Capitol Records, LLC v. ReDigi Inc., 934 F. Supp. 2d 640 (S.D.N.Y. 2013)
- A New Kind of Used Record Store
Music is now bought and sold digitally. ReDigi set up a marketplace for selling “used” digital songs. It removes the song from the seller’s iTunes account, “migrates” it to the ReDigi Cloud Locker, where it can be sold on the ReDigi marketplace.
- Digital First Sale Theory
The “first sale” doctrine (17 U.S.C. § 109) grants the right to resell copies of copyrighted works, like old books or records, without the authorization of the copyright owner. ReDigi tested that the first sale doctrine protected the resale of digital songs.
- No Taste for the Record Label
The proceeds from ReDigi music sales are split 20% to the seller, 20% to an escrow fund for the artist, and 60% to ReDigi. None of the proceeds went to the record company.
- The Record Label Doesn’t Like That
The record label brings a lawsuit, claiming that the first sale doctrine doesn’t apply to ReDigi’s resale of digital songs.
Digital songs have physical manifestations, which exist on the servers where they are stored. The “migration” required as part of the ReDigi service necessarily makes new copies of the song, as material objects cannot be transferred over the Internet. The first sale doctrine is a distribution right, not a copying right, and does not protect ReDigi’s resale of songs.

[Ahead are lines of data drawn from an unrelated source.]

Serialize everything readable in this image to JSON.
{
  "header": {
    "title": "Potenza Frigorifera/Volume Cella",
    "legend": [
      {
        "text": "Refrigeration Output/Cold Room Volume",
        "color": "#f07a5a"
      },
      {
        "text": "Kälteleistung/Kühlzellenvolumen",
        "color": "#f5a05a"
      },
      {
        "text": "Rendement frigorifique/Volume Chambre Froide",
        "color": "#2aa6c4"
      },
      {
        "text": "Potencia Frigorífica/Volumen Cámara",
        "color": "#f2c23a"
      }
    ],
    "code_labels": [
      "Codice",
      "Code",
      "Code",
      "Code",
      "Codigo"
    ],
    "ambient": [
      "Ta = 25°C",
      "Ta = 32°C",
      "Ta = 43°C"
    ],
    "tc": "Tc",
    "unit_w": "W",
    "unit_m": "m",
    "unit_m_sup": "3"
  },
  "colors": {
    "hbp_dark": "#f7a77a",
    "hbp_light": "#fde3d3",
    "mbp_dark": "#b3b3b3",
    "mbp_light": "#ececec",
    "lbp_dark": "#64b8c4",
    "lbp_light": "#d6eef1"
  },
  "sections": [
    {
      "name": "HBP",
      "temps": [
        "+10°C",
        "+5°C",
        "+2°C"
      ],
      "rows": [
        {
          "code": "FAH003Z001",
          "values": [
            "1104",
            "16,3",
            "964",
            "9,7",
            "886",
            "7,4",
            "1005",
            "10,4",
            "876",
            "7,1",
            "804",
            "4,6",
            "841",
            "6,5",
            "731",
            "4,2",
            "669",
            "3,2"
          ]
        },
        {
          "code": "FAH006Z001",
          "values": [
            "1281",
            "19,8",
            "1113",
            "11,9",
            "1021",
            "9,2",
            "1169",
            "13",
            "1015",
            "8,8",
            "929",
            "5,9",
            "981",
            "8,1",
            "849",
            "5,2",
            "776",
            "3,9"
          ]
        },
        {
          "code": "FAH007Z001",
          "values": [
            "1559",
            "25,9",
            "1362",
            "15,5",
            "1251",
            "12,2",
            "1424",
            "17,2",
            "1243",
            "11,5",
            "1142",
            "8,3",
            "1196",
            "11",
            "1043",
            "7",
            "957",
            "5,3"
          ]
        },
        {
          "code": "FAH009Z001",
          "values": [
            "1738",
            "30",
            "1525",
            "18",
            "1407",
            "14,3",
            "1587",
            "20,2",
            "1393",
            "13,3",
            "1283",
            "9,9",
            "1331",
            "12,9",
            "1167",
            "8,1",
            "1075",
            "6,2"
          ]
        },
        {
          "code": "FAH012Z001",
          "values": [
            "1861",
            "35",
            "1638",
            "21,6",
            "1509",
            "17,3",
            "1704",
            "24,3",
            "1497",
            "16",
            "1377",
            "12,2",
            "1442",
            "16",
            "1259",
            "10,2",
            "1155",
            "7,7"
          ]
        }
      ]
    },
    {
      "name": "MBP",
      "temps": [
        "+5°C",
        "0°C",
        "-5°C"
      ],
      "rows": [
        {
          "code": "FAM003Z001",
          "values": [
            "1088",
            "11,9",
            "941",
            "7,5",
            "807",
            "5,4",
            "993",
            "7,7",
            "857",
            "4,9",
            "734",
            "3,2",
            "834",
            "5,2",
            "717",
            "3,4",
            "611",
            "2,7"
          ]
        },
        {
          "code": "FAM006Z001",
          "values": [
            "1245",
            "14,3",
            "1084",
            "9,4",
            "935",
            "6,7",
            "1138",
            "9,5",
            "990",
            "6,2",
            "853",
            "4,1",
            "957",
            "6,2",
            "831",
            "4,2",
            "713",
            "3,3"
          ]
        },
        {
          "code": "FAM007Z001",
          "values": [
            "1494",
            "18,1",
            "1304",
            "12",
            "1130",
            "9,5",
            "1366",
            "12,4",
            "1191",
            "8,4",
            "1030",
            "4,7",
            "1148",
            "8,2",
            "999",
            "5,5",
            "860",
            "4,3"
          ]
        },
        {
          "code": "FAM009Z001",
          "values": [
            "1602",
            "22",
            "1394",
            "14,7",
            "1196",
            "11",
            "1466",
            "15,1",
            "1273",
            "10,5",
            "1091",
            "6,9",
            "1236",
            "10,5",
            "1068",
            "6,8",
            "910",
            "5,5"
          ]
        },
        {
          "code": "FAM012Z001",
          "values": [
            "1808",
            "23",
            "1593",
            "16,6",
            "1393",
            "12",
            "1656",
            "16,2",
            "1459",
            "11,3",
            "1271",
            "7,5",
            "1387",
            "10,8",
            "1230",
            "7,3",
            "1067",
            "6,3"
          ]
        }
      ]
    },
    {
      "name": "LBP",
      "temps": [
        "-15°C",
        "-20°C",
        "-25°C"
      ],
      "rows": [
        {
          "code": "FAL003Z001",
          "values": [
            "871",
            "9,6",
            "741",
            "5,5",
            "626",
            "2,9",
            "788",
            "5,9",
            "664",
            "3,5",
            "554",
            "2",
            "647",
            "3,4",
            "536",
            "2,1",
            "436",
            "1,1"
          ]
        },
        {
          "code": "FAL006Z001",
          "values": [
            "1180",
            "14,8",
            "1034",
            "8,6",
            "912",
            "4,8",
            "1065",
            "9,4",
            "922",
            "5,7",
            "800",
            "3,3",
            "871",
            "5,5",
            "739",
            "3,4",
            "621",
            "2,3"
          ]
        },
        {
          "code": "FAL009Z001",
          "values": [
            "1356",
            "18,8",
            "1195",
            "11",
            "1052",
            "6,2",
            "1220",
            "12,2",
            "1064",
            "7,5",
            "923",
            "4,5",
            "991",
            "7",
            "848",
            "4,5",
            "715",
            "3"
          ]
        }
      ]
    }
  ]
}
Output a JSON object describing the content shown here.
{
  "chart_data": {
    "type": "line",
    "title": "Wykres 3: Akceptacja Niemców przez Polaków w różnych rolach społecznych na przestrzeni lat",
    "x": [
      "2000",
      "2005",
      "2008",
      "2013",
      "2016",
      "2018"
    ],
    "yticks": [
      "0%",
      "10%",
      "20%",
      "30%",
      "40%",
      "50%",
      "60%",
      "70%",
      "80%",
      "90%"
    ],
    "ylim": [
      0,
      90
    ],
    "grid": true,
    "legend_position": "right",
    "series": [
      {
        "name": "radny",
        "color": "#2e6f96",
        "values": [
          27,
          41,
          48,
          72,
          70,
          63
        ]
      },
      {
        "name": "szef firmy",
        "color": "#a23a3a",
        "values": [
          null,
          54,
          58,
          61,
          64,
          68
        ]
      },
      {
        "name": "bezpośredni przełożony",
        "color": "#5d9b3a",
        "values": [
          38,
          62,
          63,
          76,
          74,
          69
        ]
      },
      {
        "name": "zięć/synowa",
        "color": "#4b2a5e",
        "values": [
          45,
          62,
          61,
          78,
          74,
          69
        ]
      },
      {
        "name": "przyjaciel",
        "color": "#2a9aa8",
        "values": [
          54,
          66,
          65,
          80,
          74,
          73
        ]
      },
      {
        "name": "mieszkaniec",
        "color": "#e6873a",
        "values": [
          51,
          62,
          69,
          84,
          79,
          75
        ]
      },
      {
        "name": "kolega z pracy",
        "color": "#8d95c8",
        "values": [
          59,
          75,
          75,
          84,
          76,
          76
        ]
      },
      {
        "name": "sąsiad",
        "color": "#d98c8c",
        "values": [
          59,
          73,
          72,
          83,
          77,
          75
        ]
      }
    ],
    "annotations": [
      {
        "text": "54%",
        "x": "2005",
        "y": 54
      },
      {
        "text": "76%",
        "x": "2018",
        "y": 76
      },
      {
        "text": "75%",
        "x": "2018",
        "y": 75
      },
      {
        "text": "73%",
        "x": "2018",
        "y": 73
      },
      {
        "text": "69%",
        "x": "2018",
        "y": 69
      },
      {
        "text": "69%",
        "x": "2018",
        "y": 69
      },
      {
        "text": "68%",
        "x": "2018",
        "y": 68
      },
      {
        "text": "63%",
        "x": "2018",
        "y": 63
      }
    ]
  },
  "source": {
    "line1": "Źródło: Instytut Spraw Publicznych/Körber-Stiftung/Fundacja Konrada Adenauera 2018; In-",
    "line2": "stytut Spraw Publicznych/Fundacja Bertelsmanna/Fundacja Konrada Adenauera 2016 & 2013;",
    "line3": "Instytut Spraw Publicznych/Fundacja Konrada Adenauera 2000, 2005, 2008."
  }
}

The first sale doctrine can apply to digital works, but only to their physical transfer. This decision gives companies like ReDigi a roadmap for digital redistribution business models under the first sale doctrine. ReDigi has changed its service so that users purchase songs through iTunes directly to the Cloud Locker. When the buyer wants to sell, access to the Cloud Locker copy is transferred to the new owner, but no copy is made – only access to the copy. The decision forecloses one method of digital first sale, but sanctions another.